Andrei Mațiura

Personal information
- Date of birth: 4 October 1981 (age 43)
- Place of birth: Bălți, Moldovan SSR
- Height: 1.79 m (5 ft 10+1⁄2 in)
- Position(s): Midfield

Team information
- Current team: Turan Tovuz (assistant coach)

Senior career*
- Years: Team / Apps / (Gls)
- 2000–2001: Olimpia / 13 / (1)
- 2001–2002: Hîncești / 12 / (1)
- 2002–2003: Nistru Otaci / 12 / (4)
- 2003: Terek Grozny / 15 / (1)
- 2003–2007: Nistru Otaci / 93 / (9)
- 2007: Metallurg-Kuzbass / 15 / (0)
- 2008: Dynamo Saint Petersburg / 28 / (1)

International career
- 2002: Moldova / 3 / (0)

Managerial career
- 2011–2012: Academia Chișinău (assistant)
- 2012: Speranța Crihana Veche (assistant)
- 2012–2013: Iskra-Stal (assistant)
- 2014–2015: Zimbru Chișinău (assistant)
- 2020: Kyzylzhar (analyst)
- 2022: Tractor (assistant)
- 2023–2024: Dynamo Makhachkala (assistant)
- 2024–: Turan Tovuz (assistant)

= Andrei Mațiura =

Moldovan footballer and coach

Andrei Mațiura (born 4 October 1981) is a Moldovan football coach and a former midfielder.

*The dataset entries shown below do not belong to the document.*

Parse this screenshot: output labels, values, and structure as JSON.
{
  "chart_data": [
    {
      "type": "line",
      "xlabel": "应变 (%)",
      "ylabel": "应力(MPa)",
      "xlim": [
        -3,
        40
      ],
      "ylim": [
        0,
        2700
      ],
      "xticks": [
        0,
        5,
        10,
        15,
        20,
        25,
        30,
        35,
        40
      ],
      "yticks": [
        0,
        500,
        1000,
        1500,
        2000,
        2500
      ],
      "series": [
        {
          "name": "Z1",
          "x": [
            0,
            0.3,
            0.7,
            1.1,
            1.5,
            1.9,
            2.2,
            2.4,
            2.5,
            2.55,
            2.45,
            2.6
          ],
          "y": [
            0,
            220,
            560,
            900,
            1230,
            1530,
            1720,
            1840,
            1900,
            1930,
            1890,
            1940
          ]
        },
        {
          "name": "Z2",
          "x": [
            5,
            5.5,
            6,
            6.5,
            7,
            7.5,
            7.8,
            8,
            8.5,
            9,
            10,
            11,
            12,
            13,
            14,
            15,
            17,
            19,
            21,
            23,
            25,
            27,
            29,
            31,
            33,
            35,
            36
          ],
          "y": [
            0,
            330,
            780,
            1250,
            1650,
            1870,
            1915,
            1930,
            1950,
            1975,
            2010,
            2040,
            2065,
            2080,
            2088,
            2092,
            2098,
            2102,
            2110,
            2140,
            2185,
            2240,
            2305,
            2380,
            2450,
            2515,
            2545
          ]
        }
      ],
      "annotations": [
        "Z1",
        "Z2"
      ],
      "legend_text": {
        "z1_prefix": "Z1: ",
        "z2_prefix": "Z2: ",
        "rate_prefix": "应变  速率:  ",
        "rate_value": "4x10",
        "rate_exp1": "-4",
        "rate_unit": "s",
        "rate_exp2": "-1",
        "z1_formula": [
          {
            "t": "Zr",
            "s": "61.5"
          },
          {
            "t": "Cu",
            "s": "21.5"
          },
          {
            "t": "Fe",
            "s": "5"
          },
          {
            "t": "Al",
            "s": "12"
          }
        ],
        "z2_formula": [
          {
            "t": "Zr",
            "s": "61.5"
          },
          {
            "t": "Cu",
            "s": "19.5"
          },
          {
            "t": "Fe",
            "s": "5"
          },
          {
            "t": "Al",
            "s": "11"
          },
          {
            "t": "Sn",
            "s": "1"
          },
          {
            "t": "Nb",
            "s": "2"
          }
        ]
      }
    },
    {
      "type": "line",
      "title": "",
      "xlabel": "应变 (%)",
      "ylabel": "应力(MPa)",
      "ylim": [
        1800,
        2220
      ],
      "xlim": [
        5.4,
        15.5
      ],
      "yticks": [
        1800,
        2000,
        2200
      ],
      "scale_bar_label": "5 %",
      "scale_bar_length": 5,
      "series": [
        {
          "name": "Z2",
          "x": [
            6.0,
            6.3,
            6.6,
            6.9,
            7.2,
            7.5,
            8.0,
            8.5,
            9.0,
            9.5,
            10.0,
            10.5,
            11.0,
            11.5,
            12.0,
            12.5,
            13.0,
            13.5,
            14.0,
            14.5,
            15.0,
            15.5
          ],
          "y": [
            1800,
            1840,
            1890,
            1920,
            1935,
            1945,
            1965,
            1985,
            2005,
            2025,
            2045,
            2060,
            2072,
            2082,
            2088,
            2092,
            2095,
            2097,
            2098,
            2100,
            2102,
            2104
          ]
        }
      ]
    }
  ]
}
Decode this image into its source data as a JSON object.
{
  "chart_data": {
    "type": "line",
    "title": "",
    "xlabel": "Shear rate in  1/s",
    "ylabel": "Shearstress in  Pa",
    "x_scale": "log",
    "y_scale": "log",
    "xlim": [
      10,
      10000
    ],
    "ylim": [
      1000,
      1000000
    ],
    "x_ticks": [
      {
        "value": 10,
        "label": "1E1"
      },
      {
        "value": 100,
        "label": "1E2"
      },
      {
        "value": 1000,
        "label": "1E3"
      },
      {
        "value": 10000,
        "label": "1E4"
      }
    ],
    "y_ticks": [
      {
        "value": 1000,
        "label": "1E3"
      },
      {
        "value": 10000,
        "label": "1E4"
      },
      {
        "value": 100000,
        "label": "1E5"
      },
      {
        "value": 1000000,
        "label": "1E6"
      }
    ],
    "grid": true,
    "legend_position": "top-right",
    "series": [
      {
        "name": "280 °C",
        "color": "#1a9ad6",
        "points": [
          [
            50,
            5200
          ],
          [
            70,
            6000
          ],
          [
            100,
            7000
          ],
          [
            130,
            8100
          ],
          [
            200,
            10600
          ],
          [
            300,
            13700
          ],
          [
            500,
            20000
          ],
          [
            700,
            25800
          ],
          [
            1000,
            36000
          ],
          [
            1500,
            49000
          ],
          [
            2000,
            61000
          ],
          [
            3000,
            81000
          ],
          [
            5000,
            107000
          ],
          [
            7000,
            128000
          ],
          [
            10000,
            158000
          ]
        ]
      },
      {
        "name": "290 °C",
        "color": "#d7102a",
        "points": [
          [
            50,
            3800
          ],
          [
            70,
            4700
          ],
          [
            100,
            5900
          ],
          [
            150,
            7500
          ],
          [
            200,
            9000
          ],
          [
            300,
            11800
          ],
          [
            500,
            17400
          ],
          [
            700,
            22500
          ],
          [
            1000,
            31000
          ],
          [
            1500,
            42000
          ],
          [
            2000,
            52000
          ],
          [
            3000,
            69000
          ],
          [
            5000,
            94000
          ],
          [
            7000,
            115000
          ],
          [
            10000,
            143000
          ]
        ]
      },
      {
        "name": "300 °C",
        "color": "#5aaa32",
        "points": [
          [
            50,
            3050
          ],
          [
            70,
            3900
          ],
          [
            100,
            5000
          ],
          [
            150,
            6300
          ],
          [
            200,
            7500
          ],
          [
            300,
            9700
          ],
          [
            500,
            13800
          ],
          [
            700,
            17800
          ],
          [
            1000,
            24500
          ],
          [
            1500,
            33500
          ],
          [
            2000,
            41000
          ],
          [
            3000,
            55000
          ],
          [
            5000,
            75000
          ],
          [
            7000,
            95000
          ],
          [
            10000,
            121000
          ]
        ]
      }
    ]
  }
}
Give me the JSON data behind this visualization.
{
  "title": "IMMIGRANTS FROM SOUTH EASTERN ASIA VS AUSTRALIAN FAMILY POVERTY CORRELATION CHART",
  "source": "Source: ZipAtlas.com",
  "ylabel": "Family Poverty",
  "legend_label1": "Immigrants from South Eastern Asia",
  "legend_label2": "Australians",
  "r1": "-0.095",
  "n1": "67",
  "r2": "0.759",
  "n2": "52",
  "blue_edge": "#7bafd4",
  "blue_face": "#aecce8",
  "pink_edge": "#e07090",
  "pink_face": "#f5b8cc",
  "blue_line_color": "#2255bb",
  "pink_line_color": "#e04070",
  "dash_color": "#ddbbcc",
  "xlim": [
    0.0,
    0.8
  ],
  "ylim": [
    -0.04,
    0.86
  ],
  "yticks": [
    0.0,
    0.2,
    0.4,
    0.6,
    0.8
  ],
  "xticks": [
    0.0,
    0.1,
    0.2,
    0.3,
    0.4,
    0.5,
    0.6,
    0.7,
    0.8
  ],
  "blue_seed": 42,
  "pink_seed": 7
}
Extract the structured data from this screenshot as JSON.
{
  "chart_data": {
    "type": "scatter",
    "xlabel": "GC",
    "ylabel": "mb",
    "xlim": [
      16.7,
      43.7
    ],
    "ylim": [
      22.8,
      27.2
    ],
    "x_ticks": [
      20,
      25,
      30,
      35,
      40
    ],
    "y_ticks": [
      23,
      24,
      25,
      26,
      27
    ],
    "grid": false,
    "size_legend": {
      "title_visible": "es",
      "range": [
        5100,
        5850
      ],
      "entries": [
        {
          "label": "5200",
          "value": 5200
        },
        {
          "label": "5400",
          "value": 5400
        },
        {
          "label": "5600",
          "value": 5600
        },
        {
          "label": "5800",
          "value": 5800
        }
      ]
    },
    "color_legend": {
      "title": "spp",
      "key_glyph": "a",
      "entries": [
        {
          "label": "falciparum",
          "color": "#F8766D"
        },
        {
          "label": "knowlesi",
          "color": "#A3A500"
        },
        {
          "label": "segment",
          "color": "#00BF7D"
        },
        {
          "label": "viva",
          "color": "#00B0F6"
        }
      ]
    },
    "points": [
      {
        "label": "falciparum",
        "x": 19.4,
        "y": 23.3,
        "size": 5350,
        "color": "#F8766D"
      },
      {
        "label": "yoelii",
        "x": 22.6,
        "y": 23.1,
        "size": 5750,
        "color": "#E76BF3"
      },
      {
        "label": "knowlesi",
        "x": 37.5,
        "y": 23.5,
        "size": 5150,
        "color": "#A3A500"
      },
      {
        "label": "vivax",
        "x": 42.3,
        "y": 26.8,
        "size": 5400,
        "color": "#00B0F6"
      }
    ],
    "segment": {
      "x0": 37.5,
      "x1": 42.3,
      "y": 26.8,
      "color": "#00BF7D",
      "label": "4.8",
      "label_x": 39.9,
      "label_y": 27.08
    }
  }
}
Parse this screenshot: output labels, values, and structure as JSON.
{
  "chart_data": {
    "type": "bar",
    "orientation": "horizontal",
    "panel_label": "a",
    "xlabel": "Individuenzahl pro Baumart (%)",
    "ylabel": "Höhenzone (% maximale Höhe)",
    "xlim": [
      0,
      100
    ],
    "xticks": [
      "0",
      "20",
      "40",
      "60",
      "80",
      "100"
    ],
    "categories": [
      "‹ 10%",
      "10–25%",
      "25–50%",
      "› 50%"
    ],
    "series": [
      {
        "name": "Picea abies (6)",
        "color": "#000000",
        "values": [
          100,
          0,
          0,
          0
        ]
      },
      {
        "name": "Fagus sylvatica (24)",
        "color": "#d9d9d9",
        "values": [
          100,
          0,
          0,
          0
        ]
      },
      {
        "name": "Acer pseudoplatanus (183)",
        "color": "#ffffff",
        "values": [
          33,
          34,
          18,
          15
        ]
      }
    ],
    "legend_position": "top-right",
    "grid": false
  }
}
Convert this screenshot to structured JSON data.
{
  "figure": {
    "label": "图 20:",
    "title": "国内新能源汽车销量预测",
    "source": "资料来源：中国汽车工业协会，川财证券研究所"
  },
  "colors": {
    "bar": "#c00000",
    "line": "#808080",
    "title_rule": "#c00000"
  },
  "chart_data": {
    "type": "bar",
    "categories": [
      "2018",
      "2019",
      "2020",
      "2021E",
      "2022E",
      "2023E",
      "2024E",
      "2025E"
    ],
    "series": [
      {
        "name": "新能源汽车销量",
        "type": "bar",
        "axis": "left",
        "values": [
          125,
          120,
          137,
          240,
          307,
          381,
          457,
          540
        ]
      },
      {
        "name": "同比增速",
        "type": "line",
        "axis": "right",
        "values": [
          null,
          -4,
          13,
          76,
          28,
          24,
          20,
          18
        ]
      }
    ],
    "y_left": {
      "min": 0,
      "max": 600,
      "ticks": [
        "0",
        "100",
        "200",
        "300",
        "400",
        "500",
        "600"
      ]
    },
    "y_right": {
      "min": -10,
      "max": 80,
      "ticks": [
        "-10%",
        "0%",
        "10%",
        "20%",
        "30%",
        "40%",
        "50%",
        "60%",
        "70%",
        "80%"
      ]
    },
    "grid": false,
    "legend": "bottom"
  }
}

He is an assistant coach with Azerbaijan Premier League club Turan Tovuz.

==Playing career==
Mațiura has played for FC Olimpia, FC Hîncești, Nistru Otaci, Terek Grozny, Metallurg-Kuzbass Novokuznetsk and Dynamo Saint Petersburg. He has also made 3 appearances for the Moldova national team.